Ich brauch das, weil bei mir der Treiber beim Runterfahren manchmal eine Fehlermeldung hinterlässt (Die übliche Speicherverletzung) und der PC dadurch nicht weiter runterfährt.


----------



## Neurodeamon (26. Februar 2003)

NET START "service name"
NET STOP "service name"

IMHO:
NET START "c:\program files\bla.exe"
NET STOP "c:\program files\bla.exe"

RTFM


----------



## Carndret (26. Februar 2003)

Was heißt hier RTFM?
Wo kann man das bitte nachlesen???

Ansonsten Danke


----------



## Neurodeamon (26. Februar 2003)

Ein guter Anfang wäre mal F1  

Ja, ich weiß. Manchmal weiß man nicht mit welchen Worten man suchen muss. Bin ja einsichtig *g* .


----------



## Carndret (27. Februar 2003)

Sog bloß du hast schon mal in irgendeiner Windowshilfe nachgeschaut.
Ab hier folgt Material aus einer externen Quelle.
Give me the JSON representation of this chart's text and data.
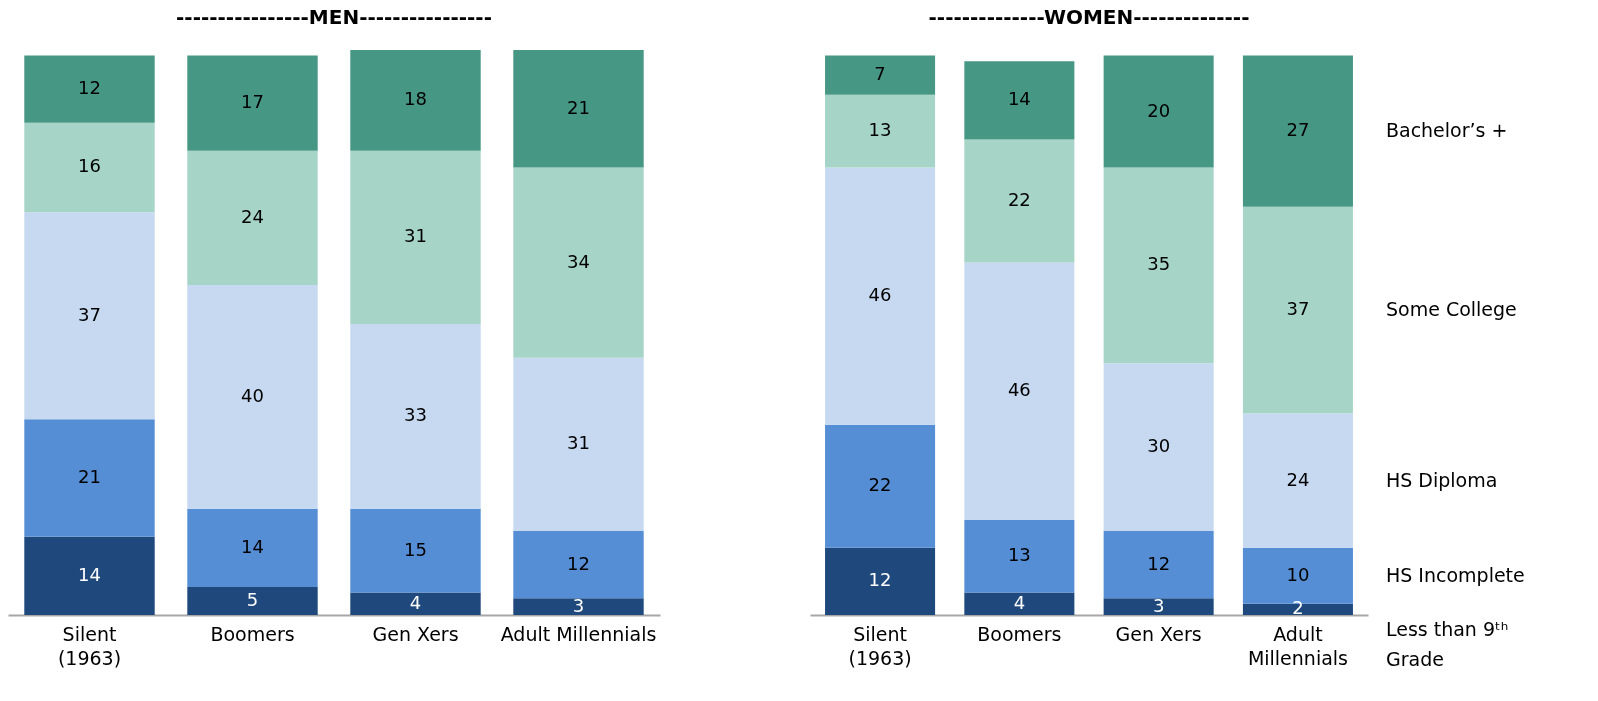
{
  "chart_data": [
    {
      "type": "bar",
      "title": "----------------MEN----------------",
      "categories": [
        "Silent\n(1963)",
        "Boomers",
        "Gen Xers",
        "Adult Millennials"
      ],
      "stacked": true,
      "data_labels": true,
      "tick_labels": "x",
      "series": [
        {
          "color": "#1f497d",
          "values": [
            14,
            5,
            4,
            3
          ]
        },
        {
          "color": "#558ed5",
          "values": [
            21,
            14,
            15,
            12
          ]
        },
        {
          "color": "#c6d9f1",
          "values": [
            37,
            40,
            33,
            31
          ]
        },
        {
          "color": "#a6d5c8",
          "values": [
            16,
            24,
            31,
            34
          ]
        },
        {
          "color": "#479785",
          "values": [
            12,
            17,
            18,
            21
          ]
        }
      ]
    },
    {
      "type": "bar",
      "title": "--------------WOMEN--------------",
      "categories": [
        "Silent\n(1963)",
        "Boomers",
        "Gen Xers",
        "Adult\nMillennials"
      ],
      "stacked": true,
      "data_labels": true,
      "tick_labels": "x",
      "series": [
        {
          "name": "Less than 9ᵗʰ\nGrade",
          "color": "#1f497d",
          "values": [
            12,
            4,
            3,
            2
          ]
        },
        {
          "name": "HS Incomplete",
          "color": "#558ed5",
          "values": [
            22,
            13,
            12,
            10
          ]
        },
        {
          "name": "HS Diploma",
          "color": "#c6d9f1",
          "values": [
            46,
            46,
            30,
            24
          ]
        },
        {
          "name": "Some College",
          "color": "#a6d5c8",
          "values": [
            13,
            22,
            35,
            37
          ]
        },
        {
          "name": "Bachelor’s +",
          "color": "#479785",
          "values": [
            7,
            14,
            20,
            27
          ]
        }
      ]
    }
  ]
}
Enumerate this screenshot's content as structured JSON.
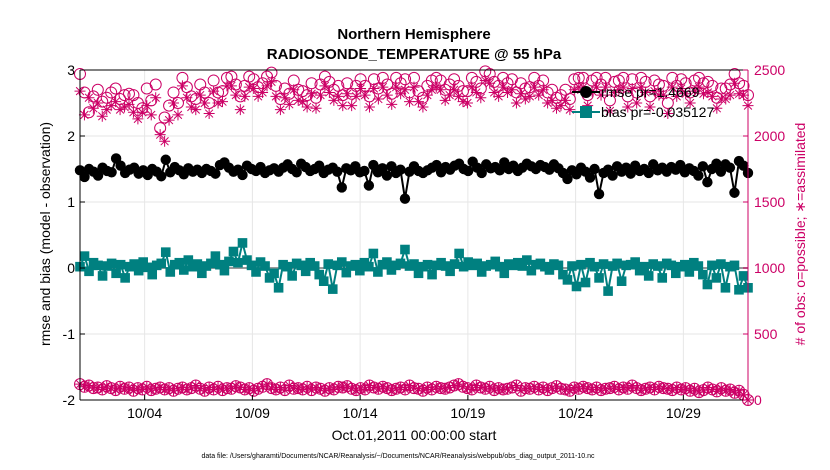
{
  "title": "Northern Hemisphere",
  "subtitle": "RADIOSONDE_TEMPERATURE @ 55 hPa",
  "footer": "data file: /Users/gharamti/Documents/NCAR/Reanalysis/~/Documents/NCAR/Reanalysis/webpub/obs_diag_output_2011-10.nc",
  "colors": {
    "rmse": "#000000",
    "bias": "#008080",
    "obs": "#cc0066",
    "zero_line": "#999999",
    "grid": "#e6e6e6"
  },
  "chart_data": {
    "type": "line",
    "title": "Northern Hemisphere",
    "subtitle": "RADIOSONDE_TEMPERATURE @ 55 hPa",
    "xlabel": "Oct.01,2011 00:00:00 start",
    "ylabel": "rmse and bias (model - observation)",
    "y2label": "# of obs: o=possible; ∗=assimilated",
    "xlim": [
      1,
      32
    ],
    "ylim": [
      -2,
      3
    ],
    "y2lim": [
      0,
      2500
    ],
    "xticks": [
      4,
      9,
      14,
      19,
      24,
      29
    ],
    "xtick_labels": [
      "10/04",
      "10/09",
      "10/14",
      "10/19",
      "10/24",
      "10/29"
    ],
    "yticks": [
      -2,
      -1,
      0,
      1,
      2,
      3
    ],
    "ytick_labels": [
      "-2",
      "-1",
      "0",
      "1",
      "2",
      "3"
    ],
    "y2ticks": [
      0,
      500,
      1000,
      1500,
      2000,
      2500
    ],
    "y2tick_labels": [
      "0",
      "500",
      "1000",
      "1500",
      "2000",
      "2500"
    ],
    "grid": true,
    "legend_position": "top-right",
    "legend": [
      "rmse pr=1.4669",
      "bias pr=-0.035127"
    ],
    "series": [
      {
        "name": "rmse pr=1.4669",
        "axis": "left",
        "marker": "filled-circle",
        "values": [
          1.48,
          1.38,
          1.5,
          1.46,
          1.4,
          1.52,
          1.47,
          1.45,
          1.66,
          1.55,
          1.44,
          1.49,
          1.52,
          1.43,
          1.48,
          1.41,
          1.5,
          1.46,
          1.39,
          1.64,
          1.45,
          1.53,
          1.48,
          1.42,
          1.51,
          1.46,
          1.49,
          1.44,
          1.5,
          1.47,
          1.43,
          1.56,
          1.6,
          1.52,
          1.46,
          1.49,
          1.41,
          1.55,
          1.5,
          1.47,
          1.53,
          1.44,
          1.48,
          1.51,
          1.46,
          1.52,
          1.57,
          1.5,
          1.45,
          1.58,
          1.53,
          1.47,
          1.5,
          1.55,
          1.44,
          1.49,
          1.52,
          1.46,
          1.22,
          1.51,
          1.48,
          1.54,
          1.45,
          1.47,
          1.25,
          1.56,
          1.45,
          1.51,
          1.4,
          1.54,
          1.44,
          1.49,
          1.05,
          1.46,
          1.54,
          1.47,
          1.44,
          1.48,
          1.52,
          1.56,
          1.45,
          1.53,
          1.49,
          1.55,
          1.58,
          1.5,
          1.47,
          1.61,
          1.52,
          1.44,
          1.57,
          1.51,
          1.53,
          1.48,
          1.6,
          1.5,
          1.55,
          1.47,
          1.52,
          1.58,
          1.54,
          1.5,
          1.56,
          1.53,
          1.49,
          1.57,
          1.51,
          1.44,
          1.35,
          1.48,
          1.42,
          1.52,
          1.46,
          1.37,
          1.5,
          1.12,
          1.44,
          1.49,
          1.4,
          1.54,
          1.46,
          1.52,
          1.43,
          1.55,
          1.47,
          1.5,
          1.44,
          1.57,
          1.48,
          1.52,
          1.46,
          1.53,
          1.49,
          1.56,
          1.45,
          1.51,
          1.47,
          1.4,
          1.54,
          1.3,
          1.5,
          1.58,
          1.46,
          1.57,
          1.52,
          1.14,
          1.62,
          1.55,
          1.44
        ]
      },
      {
        "name": "bias pr=-0.035127",
        "axis": "left",
        "marker": "filled-square",
        "values": [
          0.02,
          0.18,
          -0.05,
          0.08,
          0.04,
          -0.12,
          0.03,
          0.07,
          -0.08,
          0.05,
          -0.15,
          0.02,
          0.06,
          -0.04,
          0.09,
          0.01,
          -0.1,
          0.04,
          0.07,
          0.24,
          -0.06,
          0.05,
          0.08,
          -0.03,
          0.12,
          0.02,
          0.06,
          -0.08,
          0.03,
          0.07,
          0.18,
          0.05,
          -0.04,
          0.1,
          0.25,
          0.08,
          0.38,
          0.12,
          0.04,
          -0.06,
          0.09,
          0.03,
          -0.15,
          -0.08,
          -0.3,
          0.05,
          0.02,
          -0.12,
          0.07,
          0.04,
          -0.05,
          0.08,
          0.03,
          -0.1,
          -0.2,
          0.06,
          -0.32,
          0.04,
          0.09,
          -0.07,
          0.03,
          0.05,
          -0.04,
          0.08,
          0.02,
          0.22,
          -0.06,
          0.05,
          0.09,
          -0.03,
          0.04,
          0.07,
          0.28,
          0.03,
          0.06,
          -0.08,
          0.02,
          0.05,
          -0.1,
          0.04,
          0.08,
          0.03,
          -0.05,
          0.06,
          0.22,
          0.02,
          0.09,
          0.04,
          0.07,
          -0.06,
          0.03,
          0.05,
          0.1,
          0.02,
          -0.08,
          0.06,
          0.04,
          0.08,
          0.03,
          0.12,
          -0.04,
          0.05,
          0.07,
          0.02,
          -0.03,
          0.06,
          0.04,
          -0.1,
          -0.18,
          0.03,
          -0.28,
          0.05,
          -0.22,
          0.08,
          0.02,
          -0.15,
          0.06,
          -0.35,
          0.03,
          0.07,
          -0.2,
          0.04,
          0.05,
          0.09,
          -0.04,
          0.02,
          -0.12,
          0.06,
          0.03,
          -0.15,
          0.07,
          0.04,
          -0.08,
          0.02,
          0.05,
          -0.06,
          0.08,
          0.03,
          -0.1,
          -0.25,
          0.04,
          -0.15,
          0.06,
          -0.3,
          0.02,
          0.04,
          -0.33,
          -0.12,
          -0.3
        ]
      },
      {
        "name": "possible",
        "axis": "right",
        "marker": "open-circle",
        "values": [
          2470,
          2330,
          2180,
          2300,
          2350,
          2260,
          2290,
          2330,
          2360,
          2280,
          2310,
          2320,
          2310,
          2250,
          2210,
          2360,
          2270,
          2390,
          2060,
          2140,
          2230,
          2330,
          2250,
          2440,
          2370,
          2300,
          2280,
          2390,
          2330,
          2250,
          2420,
          2330,
          2340,
          2440,
          2450,
          2390,
          2300,
          2380,
          2450,
          2430,
          2370,
          2400,
          2450,
          2480,
          2380,
          2280,
          2360,
          2320,
          2420,
          2350,
          2340,
          2310,
          2400,
          2290,
          2390,
          2450,
          2410,
          2350,
          2380,
          2310,
          2400,
          2320,
          2380,
          2430,
          2380,
          2300,
          2430,
          2360,
          2440,
          2390,
          2320,
          2440,
          2400,
          2430,
          2330,
          2440,
          2340,
          2290,
          2380,
          2420,
          2440,
          2420,
          2350,
          2390,
          2430,
          2380,
          2340,
          2340,
          2440,
          2410,
          2360,
          2490,
          2470,
          2410,
          2380,
          2440,
          2400,
          2430,
          2330,
          2400,
          2360,
          2370,
          2440,
          2380,
          2420,
          2330,
          2350,
          2290,
          2310,
          2350,
          2280,
          2430,
          2440,
          2440,
          2310,
          2420,
          2440,
          2390,
          2440,
          2270,
          2410,
          2420,
          2440,
          2300,
          2430,
          2330,
          2440,
          2410,
          2300,
          2420,
          2390,
          2380,
          2250,
          2440,
          2380,
          2430,
          2400,
          2330,
          2420,
          2440,
          2400,
          2410,
          2380,
          2290,
          2360,
          2360,
          2390,
          2470,
          2400,
          2380,
          2310
        ]
      },
      {
        "name": "assimilated",
        "axis": "right",
        "marker": "asterisk",
        "values": [
          2340,
          2160,
          2290,
          2210,
          2250,
          2150,
          2200,
          2230,
          2260,
          2200,
          2220,
          2240,
          2180,
          2130,
          2180,
          2230,
          2160,
          2290,
          2010,
          1960,
          2120,
          2250,
          2160,
          2380,
          2290,
          2220,
          2200,
          2310,
          2250,
          2170,
          2340,
          2250,
          2260,
          2380,
          2380,
          2310,
          2200,
          2300,
          2370,
          2360,
          2300,
          2330,
          2380,
          2410,
          2300,
          2200,
          2290,
          2240,
          2350,
          2270,
          2260,
          2220,
          2320,
          2210,
          2310,
          2380,
          2330,
          2270,
          2300,
          2230,
          2320,
          2230,
          2300,
          2360,
          2310,
          2220,
          2360,
          2280,
          2370,
          2310,
          2240,
          2370,
          2320,
          2350,
          2260,
          2370,
          2260,
          2220,
          2310,
          2350,
          2370,
          2350,
          2270,
          2310,
          2350,
          2300,
          2260,
          2250,
          2370,
          2330,
          2290,
          2420,
          2400,
          2330,
          2300,
          2370,
          2330,
          2350,
          2250,
          2320,
          2280,
          2300,
          2370,
          2310,
          2350,
          2250,
          2270,
          2210,
          2230,
          2270,
          2200,
          2350,
          2370,
          2370,
          2230,
          2340,
          2370,
          2310,
          2370,
          2190,
          2330,
          2350,
          2370,
          2220,
          2360,
          2250,
          2370,
          2330,
          2220,
          2340,
          2310,
          2310,
          2170,
          2370,
          2300,
          2360,
          2320,
          2250,
          2340,
          2370,
          2320,
          2330,
          2300,
          2210,
          2280,
          2280,
          2310,
          2400,
          2320,
          2310,
          2230
        ]
      },
      {
        "name": "possible",
        "axis": "right",
        "marker": "open-circle",
        "values": [
          120,
          100,
          110,
          90,
          95,
          80,
          105,
          90,
          75,
          100,
          85,
          95,
          70,
          90,
          80,
          100,
          75,
          85,
          95,
          80,
          90,
          70,
          85,
          95,
          80,
          90,
          110,
          85,
          70,
          95,
          80,
          100,
          75,
          90,
          85,
          105,
          95,
          80,
          90,
          70,
          85,
          100,
          120,
          90,
          80,
          95,
          75,
          110,
          85,
          90,
          80,
          100,
          75,
          95,
          85,
          70,
          90,
          80,
          100,
          95,
          105,
          85,
          75,
          90,
          80,
          110,
          95,
          85,
          100,
          90,
          75,
          85,
          95,
          80,
          110,
          90,
          85,
          70,
          95,
          80,
          100,
          90,
          85,
          95,
          110,
          120,
          100,
          90,
          80,
          110,
          95,
          85,
          100,
          75,
          90,
          80,
          85,
          95,
          110,
          70,
          90,
          85,
          100,
          80,
          95,
          75,
          90,
          105,
          85,
          80,
          70,
          95,
          85,
          100,
          90,
          80,
          95,
          75,
          85,
          90,
          100,
          80,
          95,
          85,
          110,
          90,
          75,
          85,
          95,
          80,
          100,
          90,
          85,
          75,
          95,
          80,
          90,
          70,
          85,
          60,
          75,
          95,
          80,
          65,
          90,
          70,
          80,
          55,
          70,
          40,
          0
        ]
      },
      {
        "name": "assimilated",
        "axis": "right",
        "marker": "asterisk",
        "values": [
          120,
          100,
          110,
          90,
          95,
          80,
          105,
          90,
          75,
          100,
          85,
          95,
          70,
          90,
          80,
          100,
          75,
          85,
          95,
          80,
          90,
          70,
          85,
          95,
          80,
          90,
          110,
          85,
          70,
          95,
          80,
          100,
          75,
          90,
          85,
          105,
          95,
          80,
          90,
          70,
          85,
          100,
          120,
          90,
          80,
          95,
          75,
          110,
          85,
          90,
          80,
          100,
          75,
          95,
          85,
          70,
          90,
          80,
          100,
          95,
          105,
          85,
          75,
          90,
          80,
          110,
          95,
          85,
          100,
          90,
          75,
          85,
          95,
          80,
          110,
          90,
          85,
          70,
          95,
          80,
          100,
          90,
          85,
          95,
          110,
          120,
          100,
          90,
          80,
          110,
          95,
          85,
          100,
          75,
          90,
          80,
          85,
          95,
          110,
          70,
          90,
          85,
          100,
          80,
          95,
          75,
          90,
          105,
          85,
          80,
          70,
          95,
          85,
          100,
          90,
          80,
          95,
          75,
          85,
          90,
          100,
          80,
          95,
          85,
          110,
          90,
          75,
          85,
          95,
          80,
          100,
          90,
          85,
          75,
          95,
          80,
          90,
          70,
          85,
          60,
          75,
          95,
          80,
          65,
          90,
          70,
          80,
          55,
          70,
          40,
          0
        ]
      }
    ]
  }
}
Ich bin da immer gleich sehr skeptisch  . Bei "normalen" Programmen ist das was anderes...

BTW: Es geht nur mit NET START "[DIENSTNAME]"
bzw. C:\WINDOWS\system32\net.exe START "[DIENSTNAME]"


----------



## Neurodeamon (27. Februar 2003)

Das habe ich befürchtet das es nur mit dem Dienstnamen geht. Wenn Du nur "NET STOP" eingibst (während besagter Dienst noch läuft) kannst Du den Namen dazu herausfinden, wenn ich mich nicht täusche.

Egal, auf jedenfall hat NET auch eine Kommandozeilen-Hilfe  da kannst ja mal nachschauen, falls Du es nicht schon zum laufen bekommen hast


----------



## dfd1 (28. Februar 2003)

> _Original geschrieben von Carndret _
> *Was heißt hier RTFM?
> *


:RTFM: oder: Read the fucking manual

Na, mehr Erklärung braucht es da wohl nicht


----------



## Carndret (28. Februar 2003)

@Neurodeamon: habs bereits zum laufen bekommen; eben mit NET START "[DIENSTNAME]".

@dfd1: Was RTFM als Abkürzung heißt weiß ich schon, aber ich fand es hier nur unangebracht ... aber Neurodeamon war ja einsichtig (Danke  )


----------